An Illusion of Unlearning? Assessing Machine Unlearning Through Internal Representation
Abstract
While numerous machine unlearning (MU) methods have recently been developed with promising results in erasing the influence of forgotten data, classes, or concepts, they are also highly vulnerable—for example, simple fine-tuning can inadvertently reintroduce erased concepts. In this paper, we address this contradiction by examining the {\it internal feature representations} of unlearned models, in contrast to prior work that focuses primarily on output-level behavior. Our analysis shows that many state-of-the-art MU methods appear successful mainly due to a misalignment between last-layer features and the classifier—a phenomenon we call {\it feature–classifier misalignment}. In fact, hidden features remain highly discriminative, and simple linear probing can recover near-original accuracy.
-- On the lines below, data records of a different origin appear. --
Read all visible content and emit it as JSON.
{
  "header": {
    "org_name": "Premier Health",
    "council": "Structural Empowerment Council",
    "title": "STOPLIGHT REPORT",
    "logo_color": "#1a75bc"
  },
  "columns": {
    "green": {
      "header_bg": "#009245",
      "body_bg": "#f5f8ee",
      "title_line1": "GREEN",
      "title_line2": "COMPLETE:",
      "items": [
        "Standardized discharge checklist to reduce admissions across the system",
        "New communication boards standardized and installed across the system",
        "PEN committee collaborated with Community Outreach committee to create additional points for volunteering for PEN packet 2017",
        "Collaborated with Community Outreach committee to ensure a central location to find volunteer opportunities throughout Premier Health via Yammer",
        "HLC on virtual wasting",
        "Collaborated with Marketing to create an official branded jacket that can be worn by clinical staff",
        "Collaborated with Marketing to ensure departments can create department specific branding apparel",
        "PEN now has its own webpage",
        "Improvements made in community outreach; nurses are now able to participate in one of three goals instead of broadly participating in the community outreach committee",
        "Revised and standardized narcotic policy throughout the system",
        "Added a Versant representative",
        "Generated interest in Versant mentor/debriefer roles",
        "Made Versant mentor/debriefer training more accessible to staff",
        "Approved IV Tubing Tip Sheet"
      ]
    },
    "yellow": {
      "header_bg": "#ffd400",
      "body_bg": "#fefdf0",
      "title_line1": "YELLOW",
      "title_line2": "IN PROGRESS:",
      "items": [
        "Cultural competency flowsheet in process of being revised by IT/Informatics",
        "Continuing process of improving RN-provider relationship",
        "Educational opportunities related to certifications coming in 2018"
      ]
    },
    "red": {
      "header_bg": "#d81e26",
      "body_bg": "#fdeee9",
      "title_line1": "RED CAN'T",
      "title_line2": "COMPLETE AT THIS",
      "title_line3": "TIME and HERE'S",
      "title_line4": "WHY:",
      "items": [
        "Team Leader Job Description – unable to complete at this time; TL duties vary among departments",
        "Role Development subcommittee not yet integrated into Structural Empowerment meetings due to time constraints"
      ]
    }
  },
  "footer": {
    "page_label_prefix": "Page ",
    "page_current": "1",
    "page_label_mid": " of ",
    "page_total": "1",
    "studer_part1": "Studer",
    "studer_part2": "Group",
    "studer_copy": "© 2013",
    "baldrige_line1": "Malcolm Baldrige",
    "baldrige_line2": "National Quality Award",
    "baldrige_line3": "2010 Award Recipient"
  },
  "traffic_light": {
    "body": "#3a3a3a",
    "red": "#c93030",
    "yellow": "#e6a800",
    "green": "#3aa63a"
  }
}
Assuming neural collapse in the original model, we further demonstrate that adjusting only the classifier can achieve negligible forget accuracy while preserving retain accuracy, and we corroborate this with experiments using classifier-only fine-tuning. Motivated by these findings, we propose MU methods based on a class-mean features (CMF) classifier, which explicitly enforces alignment between features and classifiers. Experiments on standard benchmarks show that CMF-based unlearning reduces forgotten information in representations while maintaining high retain accuracy, highlighting the need for faithful representation-level evaluation of MU.